A former High Court Judge, Justice Setana says,

“Former judge of Gujarat High Court Justice B J Sethna said corruption had started raising its ugly head even in the judiciary of our country. He went on to say that earlier there were ways to keep tabs on judiciary but unfortunately today there are none and the ratio of people misusing the judiciary has only been escalating. Talking about the dismal situation he said, “Sometimes there are cases wherein two benches of judges take contradictory decisions in a case which only leads to confusion. There are also times when one judge remains common in both benches and the judges end up questioning the judgement and saying they will not follow it. This is a serious issue and must be considered.”

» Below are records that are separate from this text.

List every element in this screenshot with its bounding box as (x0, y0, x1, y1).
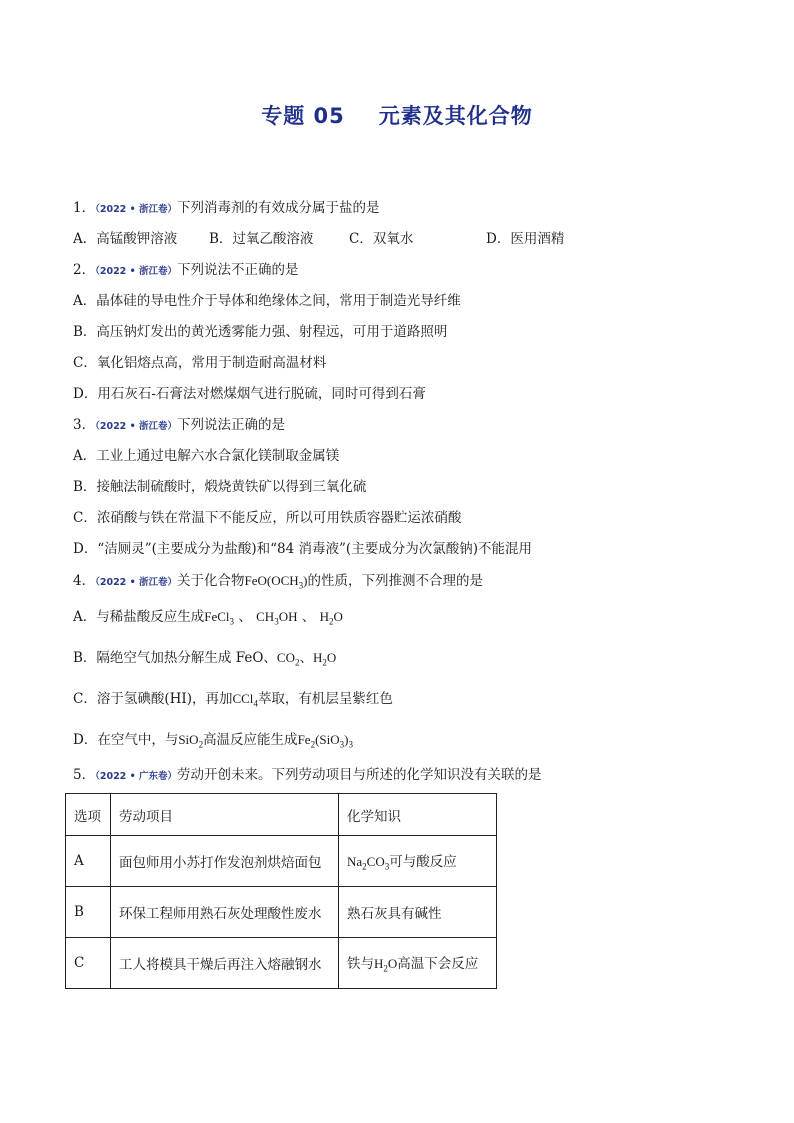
formula-ccl4: CCl$_4$ (232, 691, 258, 709)
table-cell: 工人将模具干燥后再注入熔融钢水 (111, 938, 339, 989)
table-header-cell: 选项 (66, 794, 111, 836)
formula-ch3oh: $CH_3OH$ (256, 609, 298, 627)
question-list (73, 193, 733, 989)
table-cell: A (66, 836, 111, 887)
formula-fe2sio3-3: $Fe_2(SiO_3)_3$ (297, 732, 353, 750)
page-title (0, 100, 794, 130)
formula-h2o: $H_2O$ (374, 956, 398, 974)
formula-feo-och3: $FeO(OCH_3)$ (244, 573, 308, 591)
table-header-row (66, 794, 497, 836)
option: D．在空气中，与SiO$_2$高温反应能生成$Fe_2(SiO_3)_3$ (73, 732, 353, 750)
question-source: （2022 • 浙江卷） (95, 577, 177, 588)
formula-h2o: $H_2O$ (319, 609, 343, 627)
question-1-options (73, 224, 733, 255)
table-row (66, 887, 497, 938)
table-cell: 面包师用小苏打作发泡剂烘焙面包 (111, 836, 339, 887)
question-4-stem: 4．（2022 • 浙江卷）关于化合物$FeO(OCH_3)$的性质，下列推测不合理的是 (73, 573, 483, 591)
option: B．高压钠灯发出的黄光透雾能力强、射程远，可用于道路照明 (73, 324, 448, 340)
option: B．隔绝空气加热分解生成 FeO、$CO_2$、$H_2O$ (73, 650, 337, 668)
question-source: （2022 • 浙江卷） (95, 204, 177, 215)
option: C．溶于氢碘酸(HI)，再加CCl$_4$萃取，有机层呈紫红色 (73, 691, 393, 709)
question-source: （2022 • 浙江卷） (95, 266, 177, 277)
question-source: （2022 • 广东卷） (95, 771, 177, 782)
table-cell: 环保工程师用熟石灰处理酸性废水 (111, 887, 339, 938)
table-cell: $Na_2CO_3$可与酸反应 (339, 836, 497, 887)
option: A．工业上通过电解六水合氯化镁制取金属镁 (73, 448, 340, 464)
table-cell: B (66, 887, 111, 938)
table-row (66, 938, 497, 989)
option: C．双氧水 (349, 231, 414, 247)
option: A．与稀盐酸反应生成FeCl$_3$ 、 $CH_3OH$ 、 $H_2O$ (73, 609, 343, 627)
option: B．过氧乙酸溶液 (209, 231, 314, 247)
table-cell: C (66, 938, 111, 989)
formula-na2co3: $Na_2CO_3$ (347, 854, 390, 872)
question-source: （2022 • 浙江卷） (95, 421, 177, 432)
formula-sio2: SiO$_2$ (178, 732, 204, 750)
option: A．晶体硅的导电性介于导体和绝缘体之间，常用于制造光导纤维 (73, 293, 461, 309)
question-3-stem: 3．（2022 • 浙江卷）下列说法正确的是 (73, 417, 285, 433)
table-row (66, 836, 497, 887)
table-header-cell: 劳动项目 (111, 794, 339, 836)
question-2-stem: 2．（2022 • 浙江卷）下列说法不正确的是 (73, 262, 299, 278)
option: A．高锰酸钾溶液 (73, 231, 178, 247)
option: D．用石灰石-石膏法对燃煤烟气进行脱硫，同时可得到石膏 (73, 386, 426, 402)
option: B．接触法制硫酸时，煅烧黄铁矿以得到三氧化硫 (73, 479, 367, 495)
option: C．氧化铝熔点高，常用于制造耐高温材料 (73, 355, 327, 371)
option: C．浓硝酸与铁在常温下不能反应，所以可用铁质容器贮运浓硝酸 (73, 510, 462, 526)
question-1-stem: 1．（2022 • 浙江卷）下列消毒剂的有效成分属于盐的是 (73, 200, 380, 216)
title-prefix: 专题 05 (261, 104, 345, 128)
table-header-cell: 化学知识 (339, 794, 497, 836)
table-cell: 铁与$H_2O$高温下会反应 (339, 938, 497, 989)
formula-h2o: $H_2O$ (312, 650, 337, 668)
labor-table (65, 793, 497, 989)
formula-co2: $CO_2$ (276, 650, 300, 668)
formula-fecl3: FeCl$_3$ (204, 609, 235, 627)
option: D．“洁厕灵”(主要成分为盐酸)和“84 消毒液”(主要成分为次氯酸钠)不能混用 (73, 541, 532, 557)
title-name: 元素及其化合物 (378, 104, 533, 128)
table-cell: 熟石灰具有碱性 (339, 887, 497, 938)
question-5-stem: 5．（2022 • 广东卷）劳动开创未来。下列劳动项目与所述的化学知识没有关联的是 (73, 767, 542, 783)
option: D．医用酒精 (486, 231, 565, 247)
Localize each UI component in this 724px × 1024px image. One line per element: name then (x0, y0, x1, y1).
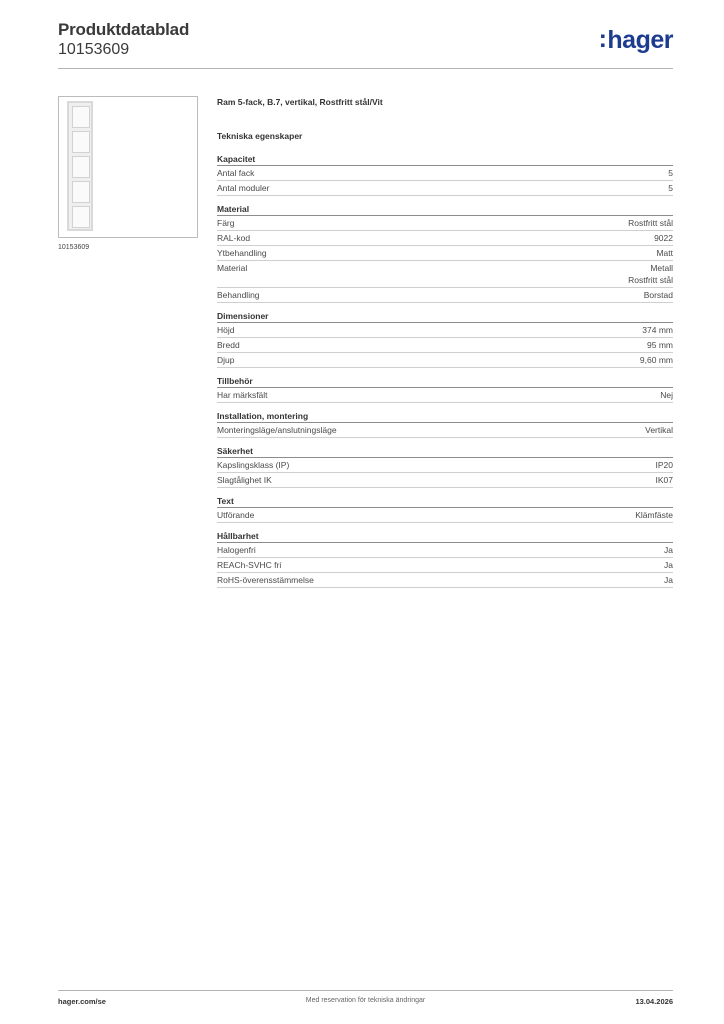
hager-logo (599, 26, 673, 55)
page-header (58, 20, 673, 59)
spec-row (217, 558, 673, 573)
spec-row (217, 288, 673, 303)
spec-label: Ytbehandling (217, 248, 267, 258)
footer-disclaimer: Med reservation för tekniska ändringar (305, 997, 426, 1004)
spec-label: Utförande (217, 510, 255, 520)
spec-value: 5 (668, 168, 673, 178)
frame-slot (72, 131, 90, 153)
spec-label: Halogenfri (217, 545, 256, 555)
spec-group-title: Tillbehör (217, 376, 673, 388)
image-caption: 10153609 (58, 244, 90, 251)
spec-group-title: Kapacitet (217, 154, 673, 166)
spec-value: IP20 (655, 460, 673, 470)
frame-illustration (67, 101, 93, 231)
spec-value: 9022 (654, 233, 673, 243)
spec-label: Har märksfält (217, 390, 268, 400)
spec-row (217, 458, 673, 473)
spec-group (217, 204, 673, 303)
spec-label: Färg (217, 218, 235, 228)
spec-row (217, 508, 673, 523)
logo-colon: : (598, 25, 607, 53)
spec-label: RAL-kod (217, 233, 251, 243)
spec-label: REACh-SVHC fri (217, 560, 282, 570)
footer-website: hager.com/se (58, 997, 106, 1006)
spec-value: Borstad (643, 290, 673, 300)
spec-value: Metall Rostfritt stål (628, 263, 673, 285)
spec-label: Kapslingsklass (IP) (217, 460, 290, 470)
spec-row (217, 216, 673, 231)
spec-label: Material (217, 263, 248, 273)
spec-label: Djup (217, 355, 235, 365)
spec-group (217, 531, 673, 588)
spec-label: Behandling (217, 290, 260, 300)
spec-value: IK07 (655, 475, 673, 485)
spec-sections (217, 154, 673, 588)
spec-label: RoHS-överensstämmelse (217, 575, 314, 585)
spec-group (217, 446, 673, 488)
spec-row (217, 166, 673, 181)
spec-group (217, 496, 673, 523)
spec-value: 374 mm (642, 325, 673, 335)
spec-row (217, 338, 673, 353)
spec-row (217, 543, 673, 558)
footer-date: 13.04.2026 (635, 997, 673, 1006)
spec-label: Bredd (217, 340, 240, 350)
document-number: 10153609 (58, 41, 130, 58)
frame-slot (72, 156, 90, 178)
technical-properties-heading: Tekniska egenskaper (217, 131, 303, 141)
product-specifications (217, 96, 673, 596)
spec-group-title: Text (217, 496, 673, 508)
spec-row (217, 231, 673, 246)
spec-label: Antal moduler (217, 183, 270, 193)
spec-row (217, 181, 673, 196)
spec-value: Rostfritt stål (628, 218, 673, 228)
product-title: Ram 5-fack, B.7, vertikal, Rostfritt stål/Vit (217, 97, 383, 107)
frame-slot (72, 106, 90, 128)
spec-value: 9,60 mm (639, 355, 673, 365)
spec-label: Monteringsläge/anslutningsläge (217, 425, 337, 435)
spec-value: Ja (664, 575, 673, 585)
spec-row (217, 473, 673, 488)
spec-group (217, 411, 673, 438)
spec-value: 95 mm (647, 340, 673, 350)
spec-value: Matt (656, 248, 673, 258)
spec-group (217, 154, 673, 196)
frame-slot (72, 181, 90, 203)
spec-row (217, 573, 673, 588)
document-title: Produktdatablad (58, 20, 190, 39)
spec-row (217, 353, 673, 368)
product-image (58, 96, 198, 238)
spec-value: 5 (668, 183, 673, 193)
spec-value: Vertikal (645, 425, 673, 435)
spec-label: Slagtålighet IK (217, 475, 272, 485)
footer-divider (58, 990, 673, 991)
frame-slot (72, 206, 90, 228)
spec-label: Antal fack (217, 168, 255, 178)
spec-group-title: Installation, montering (217, 411, 673, 423)
spec-row (217, 246, 673, 261)
spec-value: Ja (664, 560, 673, 570)
spec-group (217, 311, 673, 368)
header-divider (58, 68, 673, 69)
spec-group-title: Hållbarhet (217, 531, 673, 543)
spec-label: Höjd (217, 325, 235, 335)
spec-row (217, 388, 673, 403)
spec-row (217, 261, 673, 288)
spec-group-title: Material (217, 204, 673, 216)
logo-text: hager (607, 26, 673, 54)
page-footer (58, 997, 673, 1009)
spec-value: Ja (664, 545, 673, 555)
spec-value: Nej (660, 390, 673, 400)
spec-value: Klämfäste (635, 510, 673, 520)
spec-group-title: Dimensioner (217, 311, 673, 323)
spec-group-title: Säkerhet (217, 446, 673, 458)
spec-row (217, 323, 673, 338)
spec-row (217, 423, 673, 438)
spec-group (217, 376, 673, 403)
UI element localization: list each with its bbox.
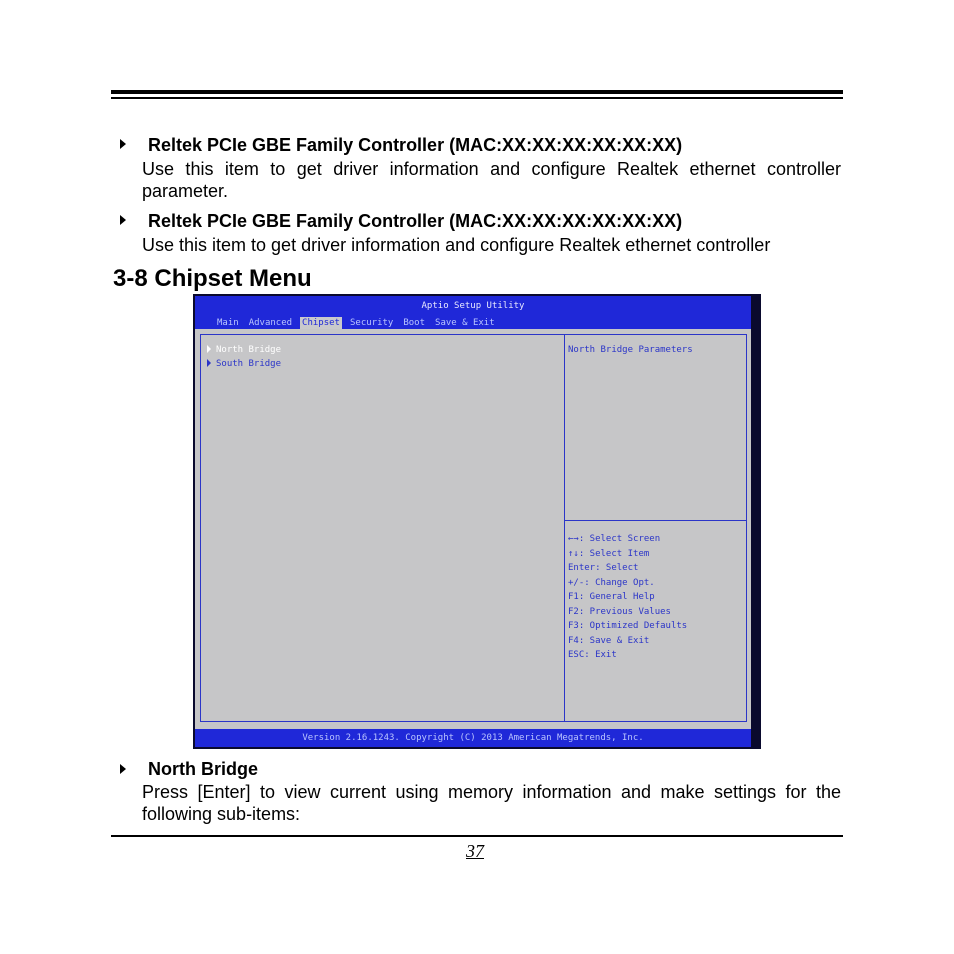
tab-boot[interactable]: Boot [403,318,426,328]
north-bridge-description: Press [Enter] to view current using memory information and make settings for the [142,782,841,802]
bios-screenshot [193,294,761,749]
key-f1: F1: General Help [568,592,655,602]
bios-footer [195,729,751,747]
key-select-item: ↑↓: Select Item [568,548,650,559]
header-rule-thick [111,90,843,94]
help-description: North Bridge Parameters [568,345,693,355]
menu-item-north-bridge[interactable] [207,345,281,355]
footer-rule [111,835,843,837]
key-enter: Enter: Select [568,563,639,573]
bullet-arrow-icon [120,215,126,225]
bios-body [195,329,751,729]
bios-tab-bar [215,317,497,329]
tab-save-exit[interactable]: Save & Exit [435,318,495,328]
item-heading: Reltek PCIe GBE Family Controller (MAC:XX:XX:XX:XX:XX:XX) [148,211,683,231]
bios-help-panel [564,334,747,722]
bios-title: Aptio Setup Utility [421,301,525,311]
page-number: 37 [466,841,484,861]
key-legend [568,532,687,663]
menu-item-south-bridge[interactable] [207,359,281,369]
section-title: 3-8 Chipset Menu [113,265,312,292]
key-f4: F4: Save & Exit [568,635,650,646]
help-divider [565,520,746,521]
bullet-arrow-icon [120,139,126,149]
submenu-arrow-icon [207,345,211,353]
menu-item-label: South Bridge [216,359,282,369]
header-rule-thin [111,97,843,99]
bullet-arrow-icon [120,764,126,774]
tab-advanced[interactable]: Advanced [248,318,293,328]
item-description: Use this item to get driver information and configure Realtek ethernet controller [142,159,841,179]
key-change-opt: +/-: Change Opt. [568,577,655,588]
tab-chipset[interactable]: Chipset [302,318,340,328]
item-heading: Reltek PCIe GBE Family Controller (MAC:XX:XX:XX:XX:XX:XX) [148,135,683,155]
item-description: Use this item to get driver information and configure Realtek ethernet controller [142,235,771,255]
key-f2: F2: Previous Values [568,606,671,617]
bios-version-text: Version 2.16.1243. Copyright (C) 2013 American Megatrends, Inc. [302,733,644,743]
tab-main[interactable]: Main [217,318,239,328]
key-f3: F3: Optimized Defaults [568,621,688,631]
menu-item-label: North Bridge [216,345,282,355]
key-select-screen: ←→: Select Screen [568,534,661,544]
item-description-cont: parameter. [142,181,229,201]
north-bridge-description-cont: following sub-items: [142,804,301,824]
key-esc: ESC: Exit [568,650,617,660]
tab-security[interactable]: Security [349,318,394,328]
submenu-arrow-icon [207,359,211,367]
north-bridge-heading: North Bridge [148,759,258,779]
bios-header [195,296,751,329]
bios-menu-panel [200,334,565,722]
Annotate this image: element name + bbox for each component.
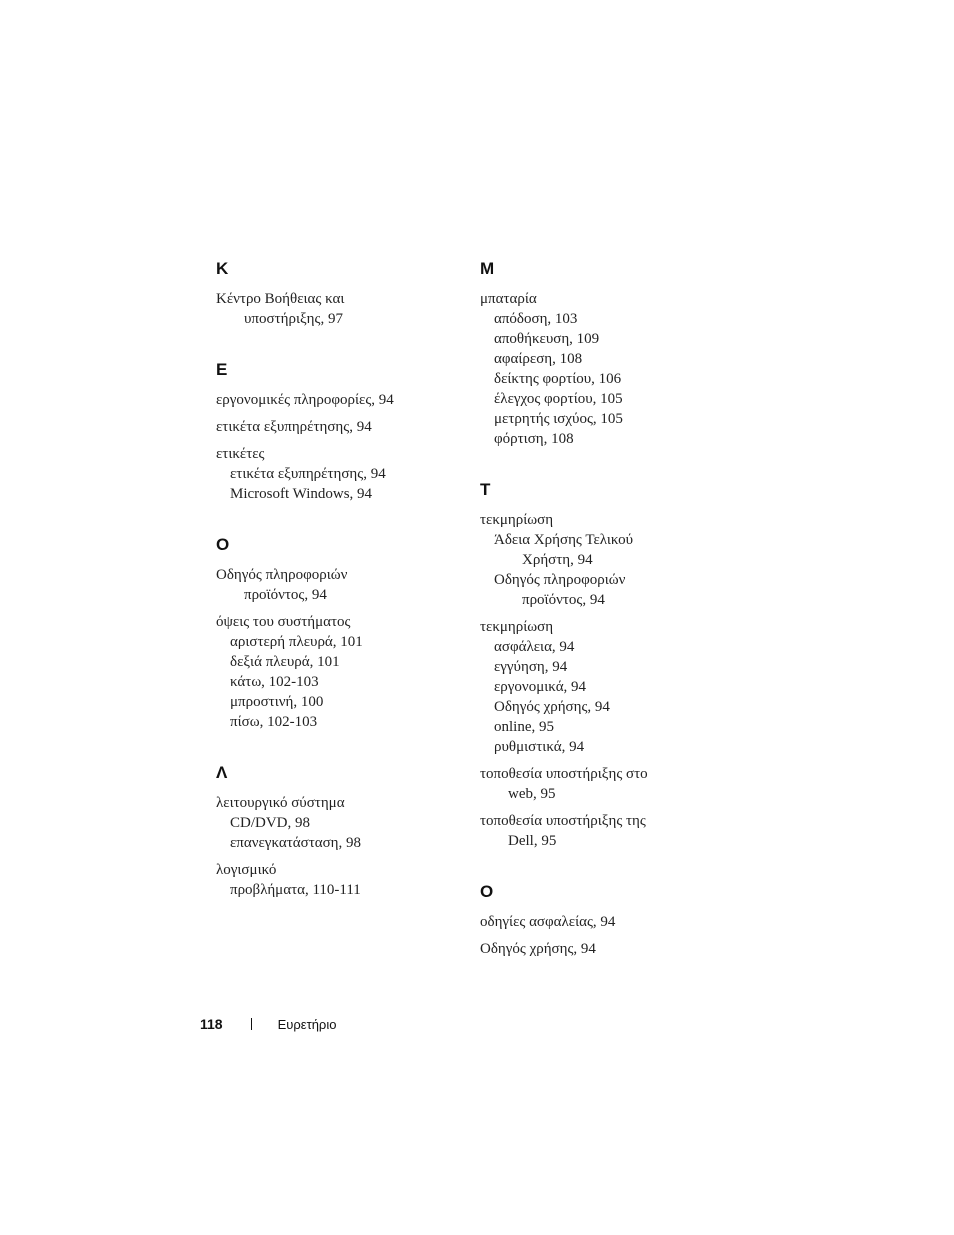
- index-entry: [216, 289, 456, 329]
- index-entry-text: ετικέτες: [216, 446, 265, 462]
- index-subentry-text: Άδεια Χρήσης Τελικού: [494, 532, 634, 548]
- index-section: [216, 760, 456, 900]
- index-subentry-text: ρυθμιστικά, 94: [494, 739, 585, 755]
- index-subentry-text: ετικέτα εξυπηρέτησης, 94: [230, 466, 386, 482]
- index-entry: [480, 811, 720, 851]
- index-subentry-text: έλεγχος φορτίου, 105: [494, 391, 623, 407]
- index-entry: [480, 289, 720, 449]
- index-subentry-text: μετρητής ισχύος, 105: [494, 411, 623, 427]
- index-entry-text: web, 95: [508, 786, 556, 802]
- index-column-right: [480, 256, 720, 959]
- index-entry: [216, 390, 456, 410]
- index-entry-text: υποστήριξης, 97: [244, 311, 343, 327]
- index-entry: [480, 764, 720, 804]
- index-subentry-text: αποθήκευση, 109: [494, 331, 600, 347]
- index-entry: [216, 417, 456, 437]
- index-entry: [216, 444, 456, 504]
- footer-separator: [251, 1018, 252, 1030]
- index-column-left: [216, 256, 456, 900]
- index-section: [480, 879, 720, 959]
- index-entry-text: τοποθεσία υποστήριξης στο: [480, 766, 648, 782]
- index-subentry-text: Οδηγός χρήσης, 94: [494, 699, 610, 715]
- index-subentry-text: κάτω, 102-103: [230, 674, 319, 690]
- index-subentry-text: επανεγκατάσταση, 98: [230, 835, 362, 851]
- index-entry: [216, 612, 456, 732]
- index-subentry-text: CD/DVD, 98: [230, 815, 311, 831]
- index-entry-text: Κέντρο Βοήθειας και: [216, 291, 345, 307]
- index-subentry-text: πίσω, 102-103: [230, 714, 318, 730]
- section-letter: O: [216, 535, 230, 554]
- index-entry-text: λογισμικό: [216, 862, 277, 878]
- footer-section-title: Ευρετήριο: [277, 1017, 337, 1032]
- section-letter: Λ: [216, 763, 228, 782]
- index-entry-text: τεκμηρίωση: [480, 619, 554, 635]
- index-entry-text: μπαταρία: [480, 291, 537, 307]
- index-entry-text: Οδηγός χρήσης, 94: [480, 941, 596, 957]
- index-subentry-text: εργονομικά, 94: [494, 679, 587, 695]
- section-letter: E: [216, 360, 228, 379]
- index-section: [216, 357, 456, 504]
- index-section: [216, 256, 456, 329]
- index-section: [480, 477, 720, 851]
- index-entry-text: Οδηγός πληροφοριών: [216, 567, 348, 583]
- index-entry: [480, 939, 720, 959]
- index-subentry-text: online, 95: [494, 719, 554, 735]
- index-subentry-text: αριστερή πλευρά, 101: [230, 634, 363, 650]
- index-section: [480, 256, 720, 449]
- index-entry-text: τεκμηρίωση: [480, 512, 554, 528]
- page-number: 118: [200, 1016, 223, 1032]
- index-entry: [216, 793, 456, 853]
- index-section: [216, 532, 456, 732]
- index-entry: [480, 912, 720, 932]
- index-subentry-text: προϊόντος, 94: [522, 592, 605, 608]
- section-letter: M: [480, 259, 495, 278]
- index-subentry-text: δεξιά πλευρά, 101: [230, 654, 340, 670]
- index-entry: [216, 565, 456, 605]
- index-entry-text: Dell, 95: [508, 833, 557, 849]
- index-entry-text: όψεις του συστήματος: [216, 614, 351, 630]
- index-subentry-text: Microsoft Windows, 94: [230, 486, 373, 502]
- index-subentry-text: ασφάλεια, 94: [494, 639, 575, 655]
- index-entry: [480, 617, 720, 757]
- section-letter: T: [480, 480, 491, 499]
- index-entry-text: λειτουργικό σύστημα: [216, 795, 345, 811]
- index-entry-text: τοποθεσία υποστήριξης της: [480, 813, 646, 829]
- index-subentry-text: δείκτης φορτίου, 106: [494, 371, 622, 387]
- page-footer: [200, 1014, 336, 1034]
- index-subentry-text: μπροστινή, 100: [230, 694, 324, 710]
- index-entry-text: εργονομικές πληροφορίες, 94: [216, 392, 394, 408]
- section-letter: K: [216, 259, 229, 278]
- index-entry-text: προϊόντος, 94: [244, 587, 327, 603]
- index-entry-text: ετικέτα εξυπηρέτησης, 94: [216, 419, 372, 435]
- section-letter: O: [480, 882, 494, 901]
- index-subentry-text: Οδηγός πληροφοριών: [494, 572, 626, 588]
- index-entry-text: οδηγίες ασφαλείας, 94: [480, 914, 616, 930]
- index-entry: [216, 860, 456, 900]
- index-subentry-text: φόρτιση, 108: [494, 431, 574, 447]
- index-subentry-text: αφαίρεση, 108: [494, 351, 583, 367]
- index-subentry-text: Χρήστη, 94: [522, 552, 593, 568]
- index-subentry-text: προβλήματα, 110-111: [230, 882, 361, 898]
- index-subentry-text: απόδοση, 103: [494, 311, 578, 327]
- index-subentry-text: εγγύηση, 94: [494, 659, 568, 675]
- index-entry: [480, 510, 720, 610]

The time has come to realize that law administration cannot be above law. When we says everybody is equal before the law, the “everybody” does include judges and judiciary. Further, public scrutiny of judicial action cannot be brushed aside. The judicial organ of the state controls neither the purse nor the sword, it is only faith of the people which strengthened the judicial authority. If that faith is shaken, the authority will fall. Thus it is necessary for us to create a atmosphere where consumer of justice do get justice in the courts of law.

How can we ensure that?

There are various suggestions relating to appointment of judges, independence, judicial commission etc. Without undermining the efficacy of such suggestion, the author pleads that all such suggestion are based on the assumption that an outside controlling authority can regulate the behaviour of judicial officers. However such scrutiny is defective, for sooner than later we will require another agency to scrutinize the behaviour of persons manning those agencies. Power corrupts and absolute power corrupts absolutely. Give power to any person, and he will be corrupted. No power should be given to any person without accountability and responsibility attached. We have given power to our judges, but there is no code which codifies there responsibilities!

Every judicial officer must be made responsible for his judgments. Thus if he does not listen and consider the points raised by the litigant- he should be held responsible. If he doesn’t give an speaking order, he should be held responsible. If he abuses his discretion he should be held responsible. And such responsibility must be directly to the litigating public for which the whole judicial structure exists. The litigants must be allowed to raise the question of responsibility of judicial officers in appellate proceeding. And the appellate court must be obliged to give its finding on such questions raised.

Some time I feel that even simple things that can be done to serve the litigating public is not done by the judiciary. For example the court always summons people at 10.30 in the morning, even if the case will be called in the afternoon. How can we justify the wastage of one full day for a hearing that doesn’t last more than a few minutes. With some amount of time management and sticking to schedules, it is possible to summon people at different times so that litigating public does not waste their whole day. However, such changes can come only after it is realized that courts exist for people. Just imagine what will happen if your train ticket says that your train is on such and such day, without giving the time. Everyday, the similar result is seen in all courts in India at 10.30 in the morning. Why?

This author is sure that such changes will come. It is inevitable. It is impossible to stop an idea whose time has come. I just wish that such changes come without any further loss of public faith.